URL: 'http://api.nobelprize.org/v1/laureate.json'
I have tried below code:
import json, pandas as pd,requests
resp=requests.get('http://api.nobelprize.org/v1/laureate.json')
df=pd.json_normalize(json.loads(resp.content),record_path =['laureates'])
print(df.head(5))
Output-
id firstname surname born died \
0 1 Wilhelm Conrad Röntgen 1845-03-27 1923-02-10
1 2 Hendrik A. Lorentz 1853-07-18 1928-02-04
2 3 Pieter Zeeman 1865-05-25 1943-10-09
3 4 Henri Becquerel 1852-12-15 1908-08-25
4 5 Pierre Curie 1859-05-15 1906-04-19
bornCountry bornCountryCode bornCity \
0 Prussia (now Germany) DE Lennep (now Remscheid)
1 the Netherlands NL Arnhem
2 the Netherlands NL Zonnemaire
3 France FR Paris
4 France FR Paris
diedCountry diedCountryCode diedCity gender \
0 Germany DE Munich male
1 the Netherlands NL NaN male
2 the Netherlands NL Amsterdam male
3 France FR NaN male
4 France FR Paris male
prizes
0 [{'year': '1901', 'category': 'physics', 'shar...
1 [{'year': '1902', 'category': 'physics', 'shar...
2 [{'year': '1902', 'category': 'physics', 'shar...
3 [{'year': '1903', 'category': 'physics', 'shar...

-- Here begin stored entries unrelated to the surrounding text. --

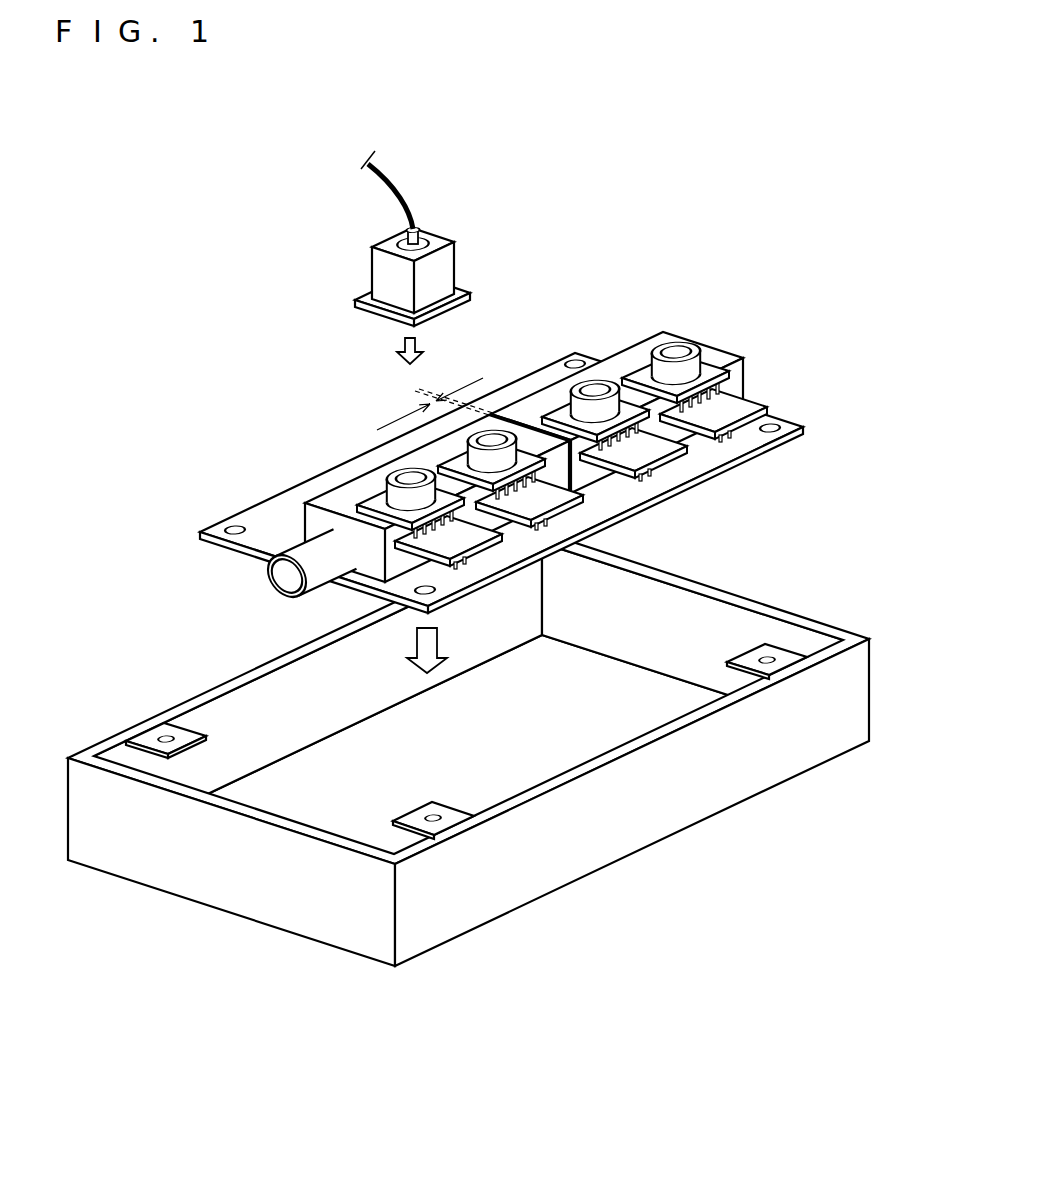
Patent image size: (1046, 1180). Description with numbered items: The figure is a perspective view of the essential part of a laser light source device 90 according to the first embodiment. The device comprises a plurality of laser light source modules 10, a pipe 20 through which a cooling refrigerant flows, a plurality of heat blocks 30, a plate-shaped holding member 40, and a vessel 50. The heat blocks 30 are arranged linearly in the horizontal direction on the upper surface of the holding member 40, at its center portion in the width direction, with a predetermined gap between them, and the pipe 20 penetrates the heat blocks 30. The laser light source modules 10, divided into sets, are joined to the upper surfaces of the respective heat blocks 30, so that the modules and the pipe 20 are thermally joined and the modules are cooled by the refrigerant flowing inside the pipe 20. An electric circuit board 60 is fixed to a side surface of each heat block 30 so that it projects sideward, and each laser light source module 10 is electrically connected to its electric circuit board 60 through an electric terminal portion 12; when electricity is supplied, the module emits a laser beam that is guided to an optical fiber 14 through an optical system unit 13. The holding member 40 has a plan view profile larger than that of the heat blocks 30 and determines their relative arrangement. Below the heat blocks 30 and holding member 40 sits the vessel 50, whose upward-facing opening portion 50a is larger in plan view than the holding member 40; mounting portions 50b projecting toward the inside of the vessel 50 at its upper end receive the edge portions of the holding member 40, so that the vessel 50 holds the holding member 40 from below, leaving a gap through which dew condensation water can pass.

The laser light source device 90 is at (146, 118).
The laser light source module 10 is at (672, 350).
The electric terminal portion 12 is at (708, 398).
The optical system unit 13 is at (440, 276).
The optical fiber 14 is at (403, 176).
The pipe 20 is at (305, 555).
The heat block 30 is at (342, 502).
The holding member 40 is at (640, 490).
The vessel 50 is at (468, 770).
The opening portion 50a is at (243, 797).
The mounting portion 50b is at (153, 733).
The electric circuit board 60 is at (770, 400).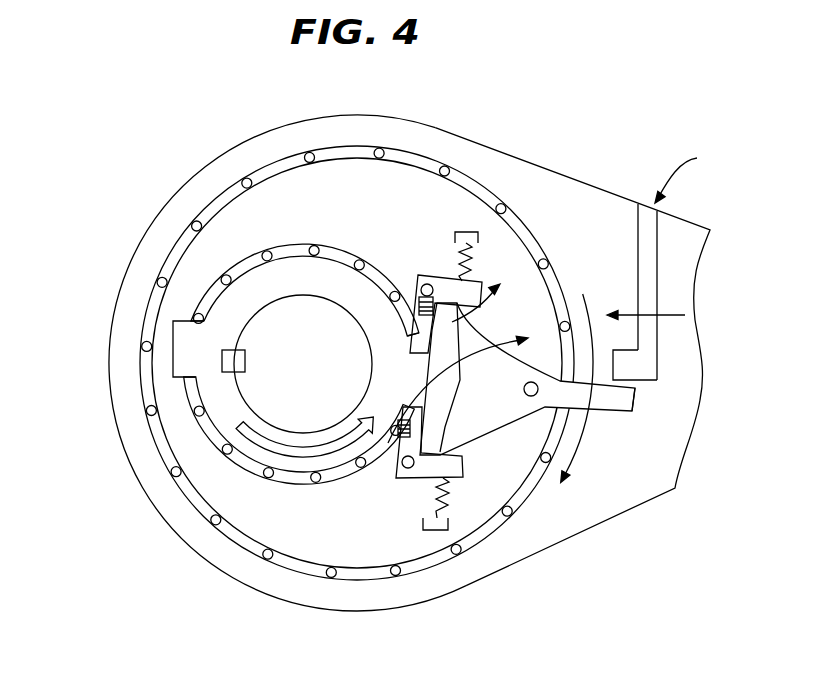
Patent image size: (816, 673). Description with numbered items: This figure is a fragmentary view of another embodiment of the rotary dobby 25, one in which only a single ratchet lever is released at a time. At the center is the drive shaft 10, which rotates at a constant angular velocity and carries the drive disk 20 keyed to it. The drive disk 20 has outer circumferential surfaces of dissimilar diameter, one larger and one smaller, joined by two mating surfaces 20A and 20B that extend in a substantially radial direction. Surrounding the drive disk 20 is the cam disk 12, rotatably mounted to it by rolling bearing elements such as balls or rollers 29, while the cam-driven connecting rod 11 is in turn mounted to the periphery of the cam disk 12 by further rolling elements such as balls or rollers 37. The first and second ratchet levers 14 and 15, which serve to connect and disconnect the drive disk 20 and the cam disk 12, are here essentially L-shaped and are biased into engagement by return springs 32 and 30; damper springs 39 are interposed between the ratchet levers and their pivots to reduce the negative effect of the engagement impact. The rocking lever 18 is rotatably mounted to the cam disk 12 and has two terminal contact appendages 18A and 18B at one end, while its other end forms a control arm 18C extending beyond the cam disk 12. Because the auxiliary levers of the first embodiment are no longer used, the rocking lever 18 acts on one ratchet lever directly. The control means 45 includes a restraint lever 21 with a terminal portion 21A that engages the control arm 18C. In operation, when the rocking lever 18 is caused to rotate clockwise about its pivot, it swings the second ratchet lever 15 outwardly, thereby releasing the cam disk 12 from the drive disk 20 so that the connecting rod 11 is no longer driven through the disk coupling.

The drive shaft 10 is at (250, 342).
The connecting rod 11 is at (682, 268).
The cam disk 12 is at (208, 483).
The first ratchet lever 14 is at (467, 473).
The second ratchet lever 15 is at (457, 232).
The rocking lever 18 is at (490, 410).
The terminal contact appendage 18A is at (437, 457).
The terminal contact appendage 18B is at (470, 300).
The control arm 18C is at (645, 407).
The drive disk 20 is at (277, 273).
The mating surface 20A is at (370, 325).
The mating surface 20B is at (397, 440).
The restraint lever 21 is at (650, 238).
The terminal portion 21A is at (683, 374).
The rotary dobby 25 is at (80, 355).
The rolling bearing elements 29 is at (197, 415).
The return spring 30 is at (458, 305).
The return spring 32 is at (442, 530).
The rolling elements 37 is at (143, 347).
The damper spring 39 is at (408, 346).
The control means 45 is at (689, 174).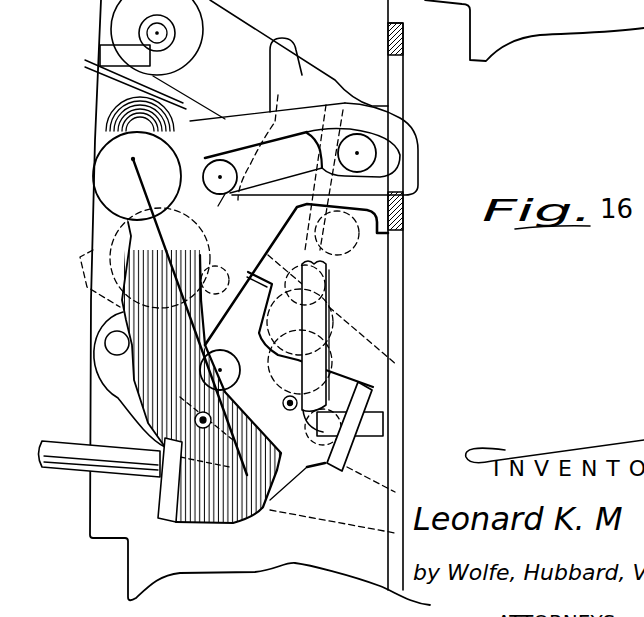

4 [{'year': '1903', 'category': 'physics', 'shar...
But in this prizes comes as a list. If I create a separate dataframe for prizes, it has affiliations as list.I want all columns to come as separate columns. Some entires may/may not have prizes. So need to handle that case as well.
I went through this article https://towardsdatascience.com/all-pandas-json-normalize-you-should-know-for-flattening-json-13eae1dfb7dd. Looks like we'll have to use meta and error=ignore here, but not able to fix it. Appreciate your inputs here. Thanks.